Женщина распростерлась на песке, не смея поверить своему счастью. Она то рыдала, то смеялась от счастья, и Одиссей вновь поразился, какие у нее выразительные, молодые глаза. Должно быть, до того, как заболеть, она была очень красива.

— Да, ничего в мире нет страшнее людских предрассудков, и, пожалуй, трусости, — рассуждал Одиссей. — Они развязывают войны, подобно Троянской, разлучают мужей с женами, родителей с детьми — где-то мой Телемах, как там моя Пенелопа! Они заставляют людей превращаться в свиней — куда там Цирцее, голубушке! Уму непостижимо, как можно было испугаться какой-то призрачной болячке и бросить женщин одних на острове. А наворотили-то сколько, навыдумывали! Сирены! Пение! Приманивают людей и пожирают их! Такой глупости я не слыхал даже от мертвых. Да эта бедолага едва говорит и дышит, какое там пение… Эй, парни! Это приключение закончилось, не начавшись. Развяжите меня скорей, доставьте женщину на борт и накормите как следует. Мы похороним усопших и, наконец, поплывем дальше — прямиком в Итаку!

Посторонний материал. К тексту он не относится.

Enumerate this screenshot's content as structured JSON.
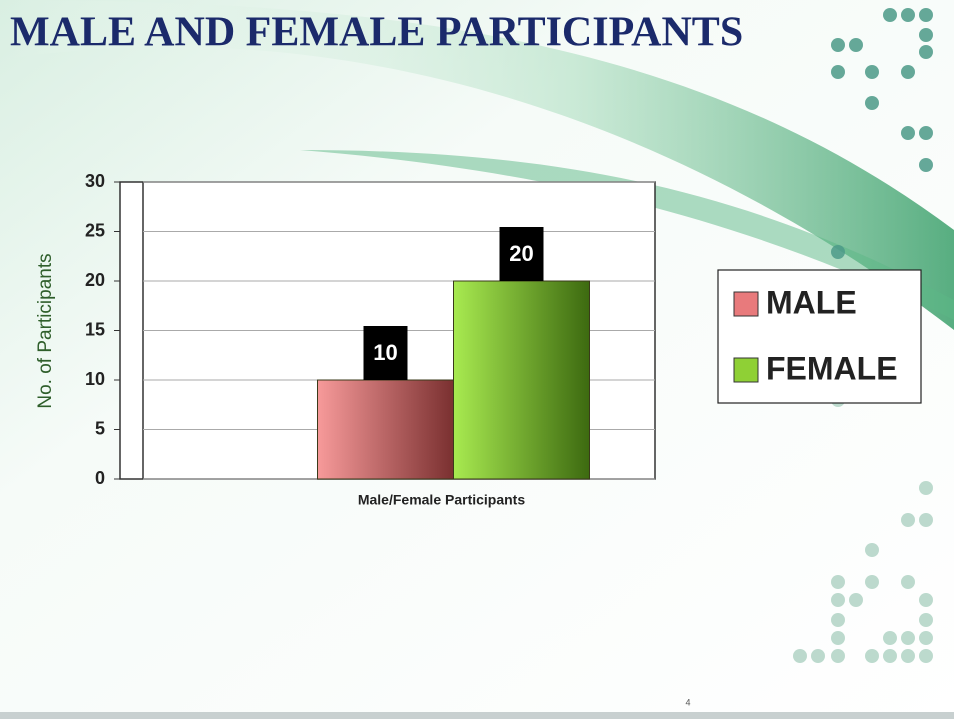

Женщина подняла голову, глядя на него с обожанием и восторгом, но моряки не услышали своего капитана. Они видели, что он говорит им что-то, и вспомнили его приказ, посему самые дюжие взяли еще веревки и дополнительно обмотали ими тело Одиссея так, что он не мог пошевельнуть ни рукой, ни ногой, и был способен только изрыгать проклятия.

— Освободите меня, глупцы, и заберите женщину! — вопил он, шипя и плюясь в бороду, но команда, видя гримасы капитана, налегла поспешно на весла и корабль рванулся вперед.

Женщина сначала не поняла, что они уплывают, потом пронзительно закричала, из последних сил поднялась, вошла в прибой и попыталась побежать за кораблем, но споткнулась и упала; ее накрыла волна, вторая, огромное тело закачалось на третьей волне, как туша кита, а когда отхлынула четвертая волна, поверхность моря ничто более не тревожило, и ничего уже не было слышно, кроме вечного шуршания гальки.

Когда скалы исчезли и линия горизонта снова стала ровной, моряки выковыряли из ушей восковые затычки, и, зубоскаля, освободили своего капитана.

— Ну как, кап, концерт?

— Вы, капитан, ужом вертелись, мы боялись, что вас не удержат никакие канаты! Неужели песня была такой зажигательной?

— А что за пьянчуга болталась на берегу, кэп, это что, здешний фан-клуб? Какие-то хиппари!

Капитан, разминая руки, пошел на нос, спихнув ногой за борт кювету с остатками воска, и долго глядел на солнечную дорожку в море, указывающую путь домой.

— Да, братцы, это был очень крутой концерт, — сказал он. — Ну и мерзкие твари эти Сирены! Слава богам, что вы этого не слышали.